The government will launch a media campaign to explain to workers that they will be safe if they return to their offices and other places of employment.
Data has shown only 17% of workers in British cities had returned to their workplaces by early August, and one business leader said last week that big urban centres looked like ghost towns.
The government hopes that reopening schools, which began in England this week, will allow parents to go back to their workplaces after working from home since March in many cases.
“People are going back to the office in huge numbers across our country and quite right too,” Johnson said.
A spokesman was unable to say what data this was based upon.
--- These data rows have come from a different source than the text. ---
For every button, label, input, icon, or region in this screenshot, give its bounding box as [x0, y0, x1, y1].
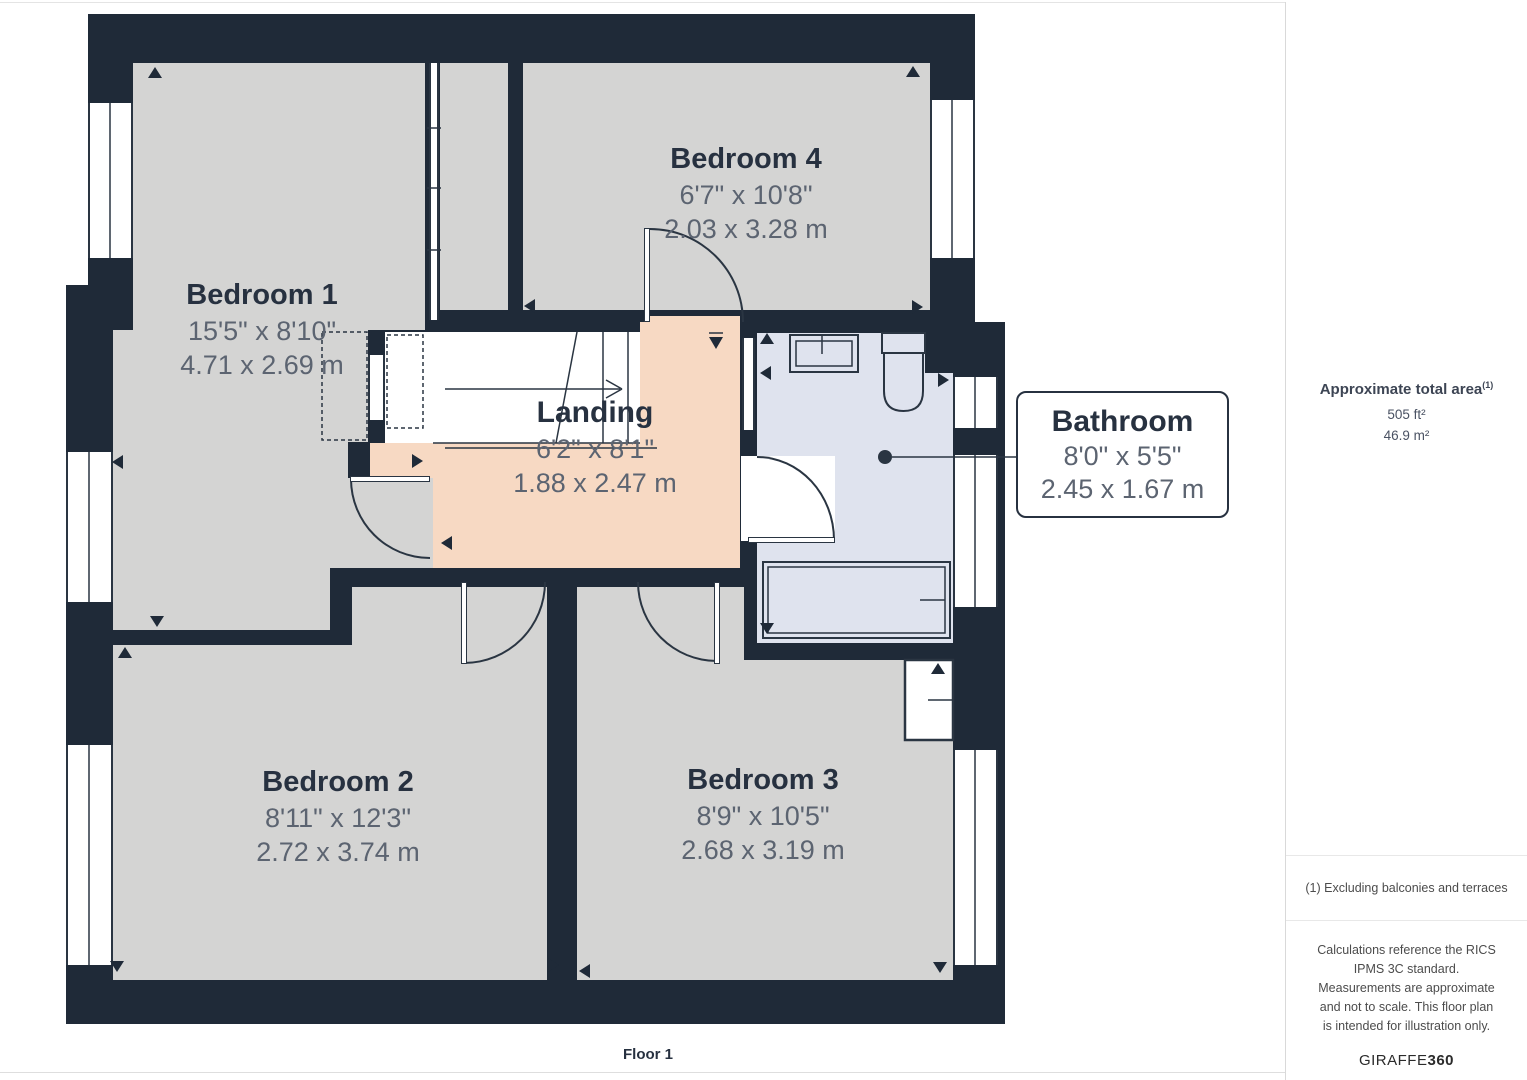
total-area-m: 46.9 m²: [1286, 425, 1527, 446]
window-bathroom-right-1: [953, 377, 998, 428]
landing-metric: 1.88 x 2.47 m: [513, 466, 677, 500]
door-leaf-bedroom2: [461, 582, 467, 664]
room-bedroom1-lower: [113, 442, 330, 630]
bathroom-imperial: 8'0" x 5'5": [1063, 440, 1181, 473]
door-leaf-bathroom: [748, 537, 835, 543]
brand-suffix: 360: [1427, 1052, 1454, 1069]
room-bathroom-north: [757, 333, 925, 373]
bathroom-callout: Bathroom 8'0" x 5'5" 2.45 x 1.67 m: [1016, 391, 1229, 518]
bedroom1-imperial: 15'5" x 8'10": [180, 314, 344, 348]
brand-prefix: GIRAFFE: [1359, 1052, 1428, 1069]
window-bathroom-right-2: [953, 455, 998, 607]
window-bedroom1-top: [88, 103, 133, 258]
total-area-ft: 505 ft²: [1286, 404, 1527, 425]
footnote-text: (1) Excluding balconies and terraces: [1295, 881, 1517, 895]
legal-box: Calculations reference the RICS IPMS 3C …: [1286, 921, 1527, 1069]
bedroom1-name: Bedroom 1: [180, 276, 344, 314]
label-bedroom1: Bedroom 1 15'5" x 8'10" 4.71 x 2.69 m: [180, 276, 344, 382]
room-stair-void: [440, 63, 508, 310]
bathroom-metric: 2.45 x 1.67 m: [1041, 473, 1205, 506]
landing-name: Landing: [513, 394, 677, 432]
door-leaf-bedroom4: [644, 228, 650, 322]
footnote-box: (1) Excluding balconies and terraces: [1286, 855, 1527, 921]
bedroom2-imperial: 8'11" x 12'3": [256, 801, 420, 835]
bedroom1-metric: 4.71 x 2.69 m: [180, 348, 344, 382]
total-area-title: Approximate total area(1): [1286, 380, 1527, 398]
bathroom-name: Bathroom: [1052, 404, 1194, 440]
window-bedroom1-stair: [368, 355, 385, 420]
wall-notch-top-left: [66, 14, 88, 285]
label-landing: Landing 6'2" x 8'1" 1.88 x 2.47 m: [513, 394, 677, 500]
wall-notch-top-right: [975, 14, 1005, 322]
landing-imperial: 6'2" x 8'1": [513, 432, 677, 466]
window-landing-bathroom: [742, 338, 755, 430]
label-bedroom2: Bedroom 2 8'11" x 12'3" 2.72 x 3.74 m: [256, 763, 420, 869]
disclaimer-text: Calculations reference the RICS IPMS 3C …: [1286, 921, 1527, 1036]
window-bedroom4-right: [930, 100, 975, 258]
bedroom4-metric: 2.03 x 3.28 m: [664, 212, 828, 246]
bedroom3-metric: 2.68 x 3.19 m: [681, 833, 845, 867]
label-bedroom4: Bedroom 4 6'7" x 10'8" 2.03 x 3.28 m: [664, 140, 828, 246]
bedroom4-name: Bedroom 4: [664, 140, 828, 178]
total-area-superscript: (1): [1482, 380, 1493, 390]
bedroom3-name: Bedroom 3: [681, 761, 845, 799]
room-landing-west: [370, 443, 433, 478]
door-leaf-bedroom3: [714, 582, 720, 664]
partition-bedroom1-glazed: [429, 63, 439, 320]
bedroom2-metric: 2.72 x 3.74 m: [256, 835, 420, 869]
floor-title: Floor 1: [623, 1046, 673, 1063]
window-bedroom1-left: [66, 452, 113, 602]
info-sidebar: Approximate total area(1) 505 ft² 46.9 m…: [1285, 2, 1527, 1080]
total-area-title-text: Approximate total area: [1320, 381, 1483, 398]
bedroom3-imperial: 8'9" x 10'5": [681, 799, 845, 833]
label-bedroom3: Bedroom 3 8'9" x 10'5" 2.68 x 3.19 m: [681, 761, 845, 867]
window-bedroom2-left: [66, 745, 113, 965]
floorplan-page: Bedroom 1 15'5" x 8'10" 4.71 x 2.69 m Be…: [0, 0, 1527, 1080]
bedroom4-imperial: 6'7" x 10'8": [664, 178, 828, 212]
bedroom2-name: Bedroom 2: [256, 763, 420, 801]
window-bedroom3-right: [953, 750, 998, 965]
door-leaf-bedroom1: [350, 476, 430, 482]
total-area-block: Approximate total area(1) 505 ft² 46.9 m…: [1286, 380, 1527, 446]
room-bedroom1-edge: [330, 442, 348, 568]
brand-logo: GIRAFFE360: [1286, 1052, 1527, 1069]
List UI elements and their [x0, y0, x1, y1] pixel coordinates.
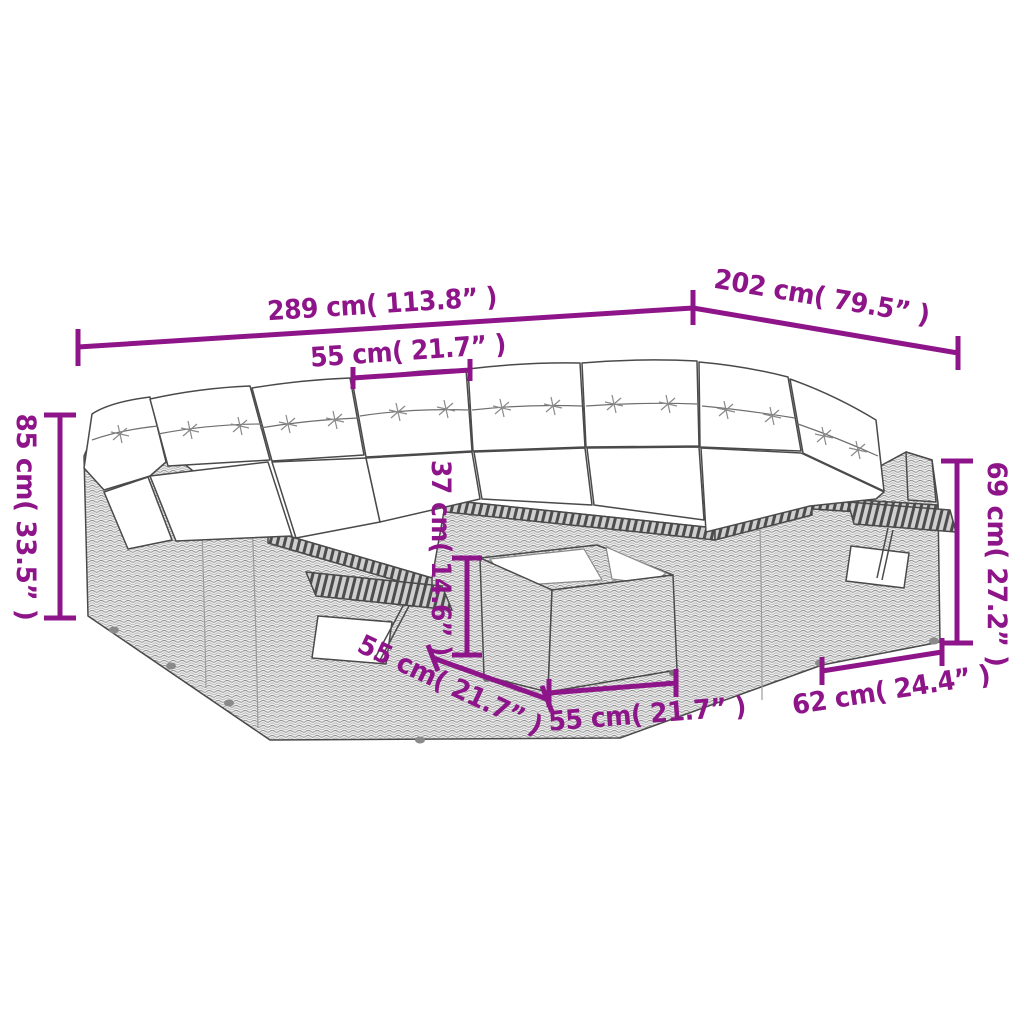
dimension-arm-height: 69 cm( 27.2” )	[941, 461, 1012, 667]
back-cushion	[252, 378, 364, 461]
dimension-back-height: 85 cm( 33.5” )	[10, 414, 76, 621]
back-cushion	[468, 363, 585, 451]
dimension-label-arm-height: 69 cm( 27.2” )	[981, 462, 1012, 667]
coffee-table	[480, 545, 677, 698]
seat-cushion	[474, 448, 592, 505]
product-diagram-canvas: 289 cm( 113.8” ) 202 cm( 79.5” ) 55 cm( …	[0, 0, 1024, 1024]
sofa-dimension-diagram: 289 cm( 113.8” ) 202 cm( 79.5” ) 55 cm( …	[0, 0, 1024, 1024]
dimension-label-back-height: 85 cm( 33.5” )	[10, 414, 41, 621]
seat-cushion	[587, 447, 704, 520]
arm-post	[906, 452, 936, 502]
dimension-overall-depth: 202 cm( 79.5” )	[693, 264, 958, 370]
back-cushion	[352, 369, 472, 457]
dimension-label-table-height: 37 cm( 14.6” )	[425, 460, 456, 656]
seat-cushion	[150, 462, 292, 541]
back-cushion	[699, 362, 801, 451]
dimension-label-seat-width: 55 cm( 21.7” )	[309, 329, 507, 374]
dimension-label-overall-depth: 202 cm( 79.5” )	[712, 264, 932, 331]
Johnson also said the government would keep a grip on any increase in infections: “We are absolutely confident that we are going to be able to deal with those outbreaks.”
Britain, slower than most European countries to order a lockdown when the pandemic swept the world, has suffered Europe’s highest death toll from COVID-19.
Bank of England officials fear households will be slow to regain confidence.
Britain’s economic output shrank by more than 20% in the April-June period, the most severe contraction among large industrialised nations, and there are signs that recovery has been modest so far.
As of Aug. 28, mobility on public transport remained down by half compared with usual levels in London as a whole, rising to 71% in the City of London financial district, according to data from Google.
By comparison, public transport mobility was down by 32% in Paris and its surrounding region and 19% in Berlin.
A spokesman for Johnson said the government’s campaign would focus on safety.
“The next stage we’ll look at is specifically the guidance on how to get back to work safely and we expect to see that later this week,” the spokesman said.